A Real Life Example….

I would like to use this blog post to discuss a medical case in order to reflect on the current state of health care.

 Recently a family member Sam* had a transient ischemic attack (TIA or mini-stroke). Sam had a previous stroke and has a stent in the intra-cerebral portion of one of his arteries to help keep the artery patent.  Sam has the usual risk factors for cardiovascular disease including high blood pressure, diabetes, and high cholesterol but the patient he is compliant with his medications.

 During this last TIA, Sam had atypical, transient symptoms and did not think much of them but at my behest contacted his interventional neurologist. The neurologist asked him to come to the hospital for additional testing. During the hospitalization, Sam had a battery of invasive and non-invasive imaging done to assess the viability of the stent. These tests were inconclusive and Sam was monitored for 24 hours on telemetry where he remained asymptomatic and was discharged. While Sam’s care was relatively efficient and integrated (considering the current fragmented state of health), I would like to discuss a few points from this admission.

 Firstly, although the hospital as an integrated electronic health record, and thus all the past labs and imaging studies are easily accessible to the providers, Sam’s  metabolic syndrome was not addressed even once. Although his cholesterol values were within normal range, his triglycerides and his hemoglobin A1C (marker for diabetes control) were above the normal range. The focus of his care was on expensive imaging studies and medication adjustments, rather than the dietary interventions that could mitigate the progression of his metabolic syndrome.

 Providers and patients get lulled into a false sense of reassurance and complacency by looking at medication controlled partially normal lab values and imaging studies that do not show a blockage. However, they overlook the fact that these TIAs are warning signals of an impending vascular catastrophe. To further exacerbate the problem, the in-hospital food consisted of a sugar-laden brownie, high glycemic index pasta, and a nutritionally bereft piece of chicken breast. In my opinion, an hospital must set the example with respect to providing fresh, nutritionally dense, low glycemic index food choices. This is especially important for a hospitalized patient because these patients are often times the most motivated to change their habits at the time of hospitalization.  

 With respect to medication adjustment, Sam’s neurologist was considering changing Sam’s medication regimen from Aspirin to Clopidogrel. These are two ‘blood-thinners’ that are prescribed extensively to patient with stents to prevent the stents from re-occluding. However, approximately 15-20% of Asian patients have a genetic polymorphism that is unable to metabolize Clopidogrel to its active substrate and renders the medicine ineffective. At my behest, I asked the physicians to test for Plavix resistance and Sam was in fact found to be a non-responder.

 The 20th century has brought us a broad arsenal of therapies against diseases ranging from infectious and cardiovascular diseases to neoplastic and mental diseases.
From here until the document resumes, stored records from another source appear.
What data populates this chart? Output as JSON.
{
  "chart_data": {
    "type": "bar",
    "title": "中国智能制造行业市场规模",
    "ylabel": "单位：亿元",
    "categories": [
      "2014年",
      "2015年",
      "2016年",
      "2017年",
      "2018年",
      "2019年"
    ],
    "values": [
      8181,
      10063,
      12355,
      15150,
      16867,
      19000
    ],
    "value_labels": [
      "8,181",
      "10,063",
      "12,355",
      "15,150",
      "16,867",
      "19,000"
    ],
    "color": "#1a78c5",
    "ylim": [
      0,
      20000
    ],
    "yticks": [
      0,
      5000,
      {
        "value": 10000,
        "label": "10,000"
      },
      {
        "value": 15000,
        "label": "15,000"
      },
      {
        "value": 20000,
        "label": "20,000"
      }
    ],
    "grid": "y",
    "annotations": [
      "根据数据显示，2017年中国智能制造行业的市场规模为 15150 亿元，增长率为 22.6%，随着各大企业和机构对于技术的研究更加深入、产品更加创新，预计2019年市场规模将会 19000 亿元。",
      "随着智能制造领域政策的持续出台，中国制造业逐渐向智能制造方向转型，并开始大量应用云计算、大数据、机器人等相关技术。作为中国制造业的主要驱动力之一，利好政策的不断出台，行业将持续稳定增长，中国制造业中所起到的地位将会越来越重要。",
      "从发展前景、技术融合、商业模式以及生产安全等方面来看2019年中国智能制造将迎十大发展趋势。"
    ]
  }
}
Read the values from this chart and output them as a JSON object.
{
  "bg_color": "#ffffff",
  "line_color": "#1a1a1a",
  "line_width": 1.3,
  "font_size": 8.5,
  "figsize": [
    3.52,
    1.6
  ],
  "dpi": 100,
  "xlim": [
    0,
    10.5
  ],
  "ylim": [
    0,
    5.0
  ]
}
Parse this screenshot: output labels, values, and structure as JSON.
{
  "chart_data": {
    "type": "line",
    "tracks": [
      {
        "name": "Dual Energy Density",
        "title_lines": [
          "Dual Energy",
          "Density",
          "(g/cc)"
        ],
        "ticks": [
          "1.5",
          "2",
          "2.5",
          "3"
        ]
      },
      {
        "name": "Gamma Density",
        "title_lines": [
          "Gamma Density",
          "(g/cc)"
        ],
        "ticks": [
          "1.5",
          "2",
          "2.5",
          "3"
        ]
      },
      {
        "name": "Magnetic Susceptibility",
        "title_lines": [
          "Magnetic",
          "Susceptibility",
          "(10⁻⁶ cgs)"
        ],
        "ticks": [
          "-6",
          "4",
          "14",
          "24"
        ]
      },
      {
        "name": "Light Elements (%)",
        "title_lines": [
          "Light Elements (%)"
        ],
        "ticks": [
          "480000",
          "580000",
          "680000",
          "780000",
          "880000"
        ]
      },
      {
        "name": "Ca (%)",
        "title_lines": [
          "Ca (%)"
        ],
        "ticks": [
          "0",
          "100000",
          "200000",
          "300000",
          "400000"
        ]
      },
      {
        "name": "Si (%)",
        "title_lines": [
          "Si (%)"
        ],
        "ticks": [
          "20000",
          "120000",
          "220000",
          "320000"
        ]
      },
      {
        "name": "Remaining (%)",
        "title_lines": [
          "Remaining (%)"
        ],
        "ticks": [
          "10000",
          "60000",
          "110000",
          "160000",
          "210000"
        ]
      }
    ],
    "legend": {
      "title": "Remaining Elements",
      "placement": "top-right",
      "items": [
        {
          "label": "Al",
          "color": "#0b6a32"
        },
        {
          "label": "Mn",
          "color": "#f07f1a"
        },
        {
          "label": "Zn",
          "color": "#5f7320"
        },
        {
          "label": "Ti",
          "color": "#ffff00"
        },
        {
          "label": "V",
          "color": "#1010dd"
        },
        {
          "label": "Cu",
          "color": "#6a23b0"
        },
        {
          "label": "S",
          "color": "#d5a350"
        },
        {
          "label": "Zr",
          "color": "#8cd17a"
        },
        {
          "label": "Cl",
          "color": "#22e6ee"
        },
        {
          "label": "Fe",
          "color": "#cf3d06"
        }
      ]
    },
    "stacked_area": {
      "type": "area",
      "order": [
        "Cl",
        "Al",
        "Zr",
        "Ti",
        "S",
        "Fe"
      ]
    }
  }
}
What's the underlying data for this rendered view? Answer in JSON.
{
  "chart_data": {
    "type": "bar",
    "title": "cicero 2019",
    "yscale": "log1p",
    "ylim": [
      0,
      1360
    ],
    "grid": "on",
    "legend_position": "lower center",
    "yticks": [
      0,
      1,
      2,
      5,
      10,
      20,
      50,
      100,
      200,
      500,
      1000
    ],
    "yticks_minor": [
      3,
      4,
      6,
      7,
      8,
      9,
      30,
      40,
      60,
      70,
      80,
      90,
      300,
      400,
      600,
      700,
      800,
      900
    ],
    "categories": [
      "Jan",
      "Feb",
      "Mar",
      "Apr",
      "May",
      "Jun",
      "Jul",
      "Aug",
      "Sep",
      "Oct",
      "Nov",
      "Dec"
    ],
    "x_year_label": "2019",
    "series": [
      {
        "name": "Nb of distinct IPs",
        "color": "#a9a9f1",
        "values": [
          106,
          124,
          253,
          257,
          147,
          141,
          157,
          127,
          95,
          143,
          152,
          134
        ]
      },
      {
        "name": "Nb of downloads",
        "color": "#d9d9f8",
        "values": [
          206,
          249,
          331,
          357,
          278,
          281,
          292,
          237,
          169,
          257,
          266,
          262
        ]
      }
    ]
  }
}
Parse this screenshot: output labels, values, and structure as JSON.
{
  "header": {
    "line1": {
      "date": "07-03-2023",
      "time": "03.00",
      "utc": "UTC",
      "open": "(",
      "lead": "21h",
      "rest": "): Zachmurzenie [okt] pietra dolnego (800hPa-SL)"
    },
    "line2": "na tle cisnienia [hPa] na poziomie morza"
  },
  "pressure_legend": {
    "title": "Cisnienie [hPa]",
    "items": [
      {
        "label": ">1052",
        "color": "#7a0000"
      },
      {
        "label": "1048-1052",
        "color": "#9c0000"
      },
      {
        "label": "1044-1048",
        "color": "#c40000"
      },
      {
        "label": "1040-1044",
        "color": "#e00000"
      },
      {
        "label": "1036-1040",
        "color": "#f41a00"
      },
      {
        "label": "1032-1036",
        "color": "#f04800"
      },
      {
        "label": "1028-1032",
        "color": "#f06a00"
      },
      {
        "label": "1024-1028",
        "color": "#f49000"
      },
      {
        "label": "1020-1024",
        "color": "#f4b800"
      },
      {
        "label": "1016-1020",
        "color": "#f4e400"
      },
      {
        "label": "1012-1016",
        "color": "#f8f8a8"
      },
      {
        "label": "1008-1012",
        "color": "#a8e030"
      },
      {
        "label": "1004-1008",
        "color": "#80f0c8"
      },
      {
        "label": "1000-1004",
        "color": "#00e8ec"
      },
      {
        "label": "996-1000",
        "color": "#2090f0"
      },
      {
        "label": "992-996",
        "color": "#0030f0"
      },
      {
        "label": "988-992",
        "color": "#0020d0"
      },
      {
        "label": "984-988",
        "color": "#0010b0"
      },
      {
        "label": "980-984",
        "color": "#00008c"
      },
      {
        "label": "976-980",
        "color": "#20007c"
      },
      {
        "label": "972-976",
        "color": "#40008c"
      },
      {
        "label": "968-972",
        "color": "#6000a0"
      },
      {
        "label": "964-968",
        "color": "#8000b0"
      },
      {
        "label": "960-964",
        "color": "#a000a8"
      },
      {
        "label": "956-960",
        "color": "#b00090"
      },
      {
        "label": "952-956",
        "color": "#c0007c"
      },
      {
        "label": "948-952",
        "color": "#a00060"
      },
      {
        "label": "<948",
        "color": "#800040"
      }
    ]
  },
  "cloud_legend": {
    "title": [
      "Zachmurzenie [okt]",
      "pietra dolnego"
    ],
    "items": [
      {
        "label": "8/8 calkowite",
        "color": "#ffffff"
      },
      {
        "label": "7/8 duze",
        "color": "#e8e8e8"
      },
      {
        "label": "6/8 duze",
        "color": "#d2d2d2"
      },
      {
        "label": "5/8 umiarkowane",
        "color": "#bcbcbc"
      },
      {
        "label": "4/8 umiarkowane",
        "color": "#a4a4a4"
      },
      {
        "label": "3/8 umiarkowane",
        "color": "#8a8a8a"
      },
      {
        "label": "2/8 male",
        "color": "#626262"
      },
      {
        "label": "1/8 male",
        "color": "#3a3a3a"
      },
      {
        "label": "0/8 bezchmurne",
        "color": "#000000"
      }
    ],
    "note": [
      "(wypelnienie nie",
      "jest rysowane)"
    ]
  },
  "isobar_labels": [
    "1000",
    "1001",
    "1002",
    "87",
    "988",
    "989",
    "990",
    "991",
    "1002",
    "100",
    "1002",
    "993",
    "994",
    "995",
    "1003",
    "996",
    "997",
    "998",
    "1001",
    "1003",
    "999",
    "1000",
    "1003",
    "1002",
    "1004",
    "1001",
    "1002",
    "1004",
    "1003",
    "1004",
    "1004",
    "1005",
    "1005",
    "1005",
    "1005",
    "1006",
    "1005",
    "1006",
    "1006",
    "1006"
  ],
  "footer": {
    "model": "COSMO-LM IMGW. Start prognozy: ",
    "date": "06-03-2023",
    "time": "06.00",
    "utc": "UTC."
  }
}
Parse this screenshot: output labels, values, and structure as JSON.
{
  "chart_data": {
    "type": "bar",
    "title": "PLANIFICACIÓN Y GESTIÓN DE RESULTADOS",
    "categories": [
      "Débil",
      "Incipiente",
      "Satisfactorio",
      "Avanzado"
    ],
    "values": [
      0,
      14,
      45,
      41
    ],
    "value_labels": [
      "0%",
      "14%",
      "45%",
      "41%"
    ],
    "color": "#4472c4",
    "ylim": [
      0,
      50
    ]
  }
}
However, drug therapy often fails to be curative and often times causes substantial adverse effects. Furthermore, the use of these drugs has revealed substantial inter-individual differences in therapeutic response. Any given drug can be therapeutic in some individuals but ineffective in others, and some individuals experience adverse drug effects whereas others are unaffected. Moreover, many drugs are effective for only about 50% of patients, often leading to the switching or intensification of therapy that requires multiple office visits. Often, distinct molecular mechanisms underlie therapeutic and adverse effects. Current concepts in drug therapy often attempt to target treatment of large populations as groups, irrespective of the potential for individual genetically based differences in drug response. In contrast, pharmacogenomics seeks to identify variant genes affecting the response to drugs in an individual patient. It will focus effective therapies on smaller populations which although demonstrating the same disease phenotype are characterized by different genetic profiles.

More than half of all medicines are influenced by a handful of biomarkers and pharmacogenomics will enable better prescribing for a range of widely prescribed drugs such as statins, anti-inflammatories, anti-coagulants, and anti-depressants. It is expected that the number of tests will increase exponentially over the next five to ten years, with pharmacogenomics becoming a major component of medical practice by the end of ten years.

Modern medicine has become so infatuated by drugs and imaging tests that simple but key measures of prevention such as dietary modification is often overlooked. In my opinion, prevention is paramount at every stage of the disease process and must be emphasized by the provider. This is the only way (for the foreseeable future) to overcome the massive burden of chronic diseases. Medications should be viewed as transitional with the ultimate goal (when possible) of eliminating the need for these products. Furthermore, the patient must recognize that medications are sometimes ineffective, are laden with side effects, and rarely reverse the disease process. As we enter the era of genomics, medicine must refine genomic technology to tailor drug regimens based on an individuals metabolic and genetic profile.

 *Sam is a pseudonym used for the purpose of patient confidentiality.